El me trataba bien, me llevó a pasear por mil lugares y le conozco todos sus trucos, soy importante porque… bla…bla…bla…. ¡Déme una segunda oportunidad, por favor, no se compre un par nuevo, los viejos somos mejores… snif…snif…!
Me pregunté por mis cosas viejas… ¡Ah que tesoro más maravilloso de antigüedades y tonterías guardaba en mi casa! Sin querer pertenecía al popular gremio de los recicladores … un dibujo hecho en la secundaría, un suéter que me compré en una barata hacia 10 años, zapatos de 8 años que tenían tres años de no usarse, muebles que estorbaban, sillas flojas y despintadas, y quien sabe que tantas cosas saqué para el ropavejero.
Llamó mi atención que el hombre veía con entusiasmo todas las cosas que salían y salían por la puerta… estaba desprendiéndome de la mitad de mis cosas. Cosas que había jurado defender con mi vida si era necesario.
El hombre cogió mi tesoro y lo devaluó en fracción de 1 a 20 en menos de un minuto… ¿Qué?... dije alarmado, ¿cómo que solo me va a pagar $20 por unos zapatos que me costaron $800?
Por unos minutos estuve consternado… casi estaba al borde del colapso cuando mi tesoro se fue en su carreta vieja y yo solo me quedé con unos pocos pesos en la mano. Desconsolado por tan gran perdida, me reuní con la otra mitad de mi tesoro.
Entonces vinieron a mí esos pensamientos de buen humor que surgen de la tragedia. “Si pudiera vender todo lo que en realidad no necesito, solo me quedaría con dos camisas y dos pantalones, unos libros, dos sillas, un par de amigos y una computadora… imprescindible”

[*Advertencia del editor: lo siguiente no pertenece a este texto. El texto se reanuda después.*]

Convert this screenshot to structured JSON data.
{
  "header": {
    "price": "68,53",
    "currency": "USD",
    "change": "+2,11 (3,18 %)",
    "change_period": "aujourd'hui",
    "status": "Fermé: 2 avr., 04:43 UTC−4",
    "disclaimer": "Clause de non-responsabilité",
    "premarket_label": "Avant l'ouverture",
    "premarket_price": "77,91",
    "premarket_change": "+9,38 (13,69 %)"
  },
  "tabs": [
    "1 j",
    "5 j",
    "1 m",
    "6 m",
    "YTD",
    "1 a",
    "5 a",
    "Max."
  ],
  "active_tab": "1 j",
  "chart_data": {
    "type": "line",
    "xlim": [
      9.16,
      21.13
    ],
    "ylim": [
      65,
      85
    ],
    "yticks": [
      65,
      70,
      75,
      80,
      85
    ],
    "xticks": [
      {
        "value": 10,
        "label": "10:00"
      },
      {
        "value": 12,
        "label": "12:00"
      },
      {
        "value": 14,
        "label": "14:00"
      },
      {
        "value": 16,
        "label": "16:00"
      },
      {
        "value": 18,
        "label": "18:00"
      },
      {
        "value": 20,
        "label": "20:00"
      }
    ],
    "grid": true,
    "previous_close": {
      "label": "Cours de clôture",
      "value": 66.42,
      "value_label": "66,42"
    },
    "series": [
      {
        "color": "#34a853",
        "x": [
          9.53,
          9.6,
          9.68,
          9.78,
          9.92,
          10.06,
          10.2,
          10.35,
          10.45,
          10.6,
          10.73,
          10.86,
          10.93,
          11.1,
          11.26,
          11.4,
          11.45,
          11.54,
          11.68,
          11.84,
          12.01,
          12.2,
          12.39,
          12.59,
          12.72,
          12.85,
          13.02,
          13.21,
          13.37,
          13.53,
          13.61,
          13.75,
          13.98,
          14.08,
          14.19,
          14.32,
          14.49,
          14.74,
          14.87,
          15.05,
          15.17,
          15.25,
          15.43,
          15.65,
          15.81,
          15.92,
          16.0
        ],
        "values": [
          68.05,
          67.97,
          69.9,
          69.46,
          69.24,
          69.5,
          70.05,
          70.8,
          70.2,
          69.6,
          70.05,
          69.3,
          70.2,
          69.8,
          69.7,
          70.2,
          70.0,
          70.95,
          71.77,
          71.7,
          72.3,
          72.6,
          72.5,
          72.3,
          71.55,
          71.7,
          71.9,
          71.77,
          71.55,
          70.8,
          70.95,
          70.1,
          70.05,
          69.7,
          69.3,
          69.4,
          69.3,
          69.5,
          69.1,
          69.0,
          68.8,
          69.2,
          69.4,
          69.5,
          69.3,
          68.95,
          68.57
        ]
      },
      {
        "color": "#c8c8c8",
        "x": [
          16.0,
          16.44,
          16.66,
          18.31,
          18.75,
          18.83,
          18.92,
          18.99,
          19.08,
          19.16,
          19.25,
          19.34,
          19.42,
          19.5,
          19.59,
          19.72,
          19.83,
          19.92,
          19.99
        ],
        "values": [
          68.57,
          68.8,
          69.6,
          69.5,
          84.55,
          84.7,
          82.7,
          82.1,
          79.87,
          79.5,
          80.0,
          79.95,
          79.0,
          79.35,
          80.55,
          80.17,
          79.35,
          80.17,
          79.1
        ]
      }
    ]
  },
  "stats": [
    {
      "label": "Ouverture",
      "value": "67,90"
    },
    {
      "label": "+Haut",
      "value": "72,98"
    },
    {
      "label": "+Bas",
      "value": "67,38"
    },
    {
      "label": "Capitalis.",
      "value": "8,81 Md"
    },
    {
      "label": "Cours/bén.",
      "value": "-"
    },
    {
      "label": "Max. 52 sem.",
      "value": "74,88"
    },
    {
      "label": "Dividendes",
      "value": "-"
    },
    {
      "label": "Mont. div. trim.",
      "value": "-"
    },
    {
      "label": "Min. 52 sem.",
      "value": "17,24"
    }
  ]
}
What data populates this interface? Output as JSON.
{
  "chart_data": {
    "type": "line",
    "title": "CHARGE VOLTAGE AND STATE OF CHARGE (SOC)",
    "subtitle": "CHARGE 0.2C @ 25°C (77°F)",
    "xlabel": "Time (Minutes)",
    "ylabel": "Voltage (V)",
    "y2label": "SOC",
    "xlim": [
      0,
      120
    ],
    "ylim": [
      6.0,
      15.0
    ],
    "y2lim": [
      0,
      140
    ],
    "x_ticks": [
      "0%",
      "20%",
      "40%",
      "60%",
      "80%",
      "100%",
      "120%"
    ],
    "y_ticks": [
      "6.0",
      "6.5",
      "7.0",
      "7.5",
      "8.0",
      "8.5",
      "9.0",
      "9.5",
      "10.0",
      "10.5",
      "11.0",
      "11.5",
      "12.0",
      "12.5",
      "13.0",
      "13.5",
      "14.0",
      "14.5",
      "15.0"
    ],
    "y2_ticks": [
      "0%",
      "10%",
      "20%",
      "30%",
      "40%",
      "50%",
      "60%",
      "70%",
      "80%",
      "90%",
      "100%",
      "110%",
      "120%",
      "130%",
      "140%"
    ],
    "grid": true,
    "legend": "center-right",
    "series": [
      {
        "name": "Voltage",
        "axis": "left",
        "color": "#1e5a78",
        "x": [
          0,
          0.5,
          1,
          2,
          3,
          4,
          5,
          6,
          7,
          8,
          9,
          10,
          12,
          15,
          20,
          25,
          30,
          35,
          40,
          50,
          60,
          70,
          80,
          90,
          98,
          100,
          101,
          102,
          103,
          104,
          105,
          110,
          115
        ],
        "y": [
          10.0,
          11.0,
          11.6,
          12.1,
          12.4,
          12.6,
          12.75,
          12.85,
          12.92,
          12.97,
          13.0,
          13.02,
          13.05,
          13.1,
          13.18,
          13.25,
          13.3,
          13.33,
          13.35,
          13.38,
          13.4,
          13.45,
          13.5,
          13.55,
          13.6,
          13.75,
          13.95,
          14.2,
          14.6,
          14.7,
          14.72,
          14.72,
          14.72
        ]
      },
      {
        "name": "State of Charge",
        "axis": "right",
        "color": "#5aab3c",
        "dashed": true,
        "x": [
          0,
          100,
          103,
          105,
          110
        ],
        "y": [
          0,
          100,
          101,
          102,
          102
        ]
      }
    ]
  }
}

A nadie nos gusta desprendernos de las cosas que usamos, principalmente a las que por alguna razón les damos un sentido familiar e incluso animado… yo veo a mucha gente hablándole a su auto… “hola precioso, hoy te luciste en el boulevard”, “trabaja…trabaja… licuadora inútil… para que te compré”… y cosas como esas.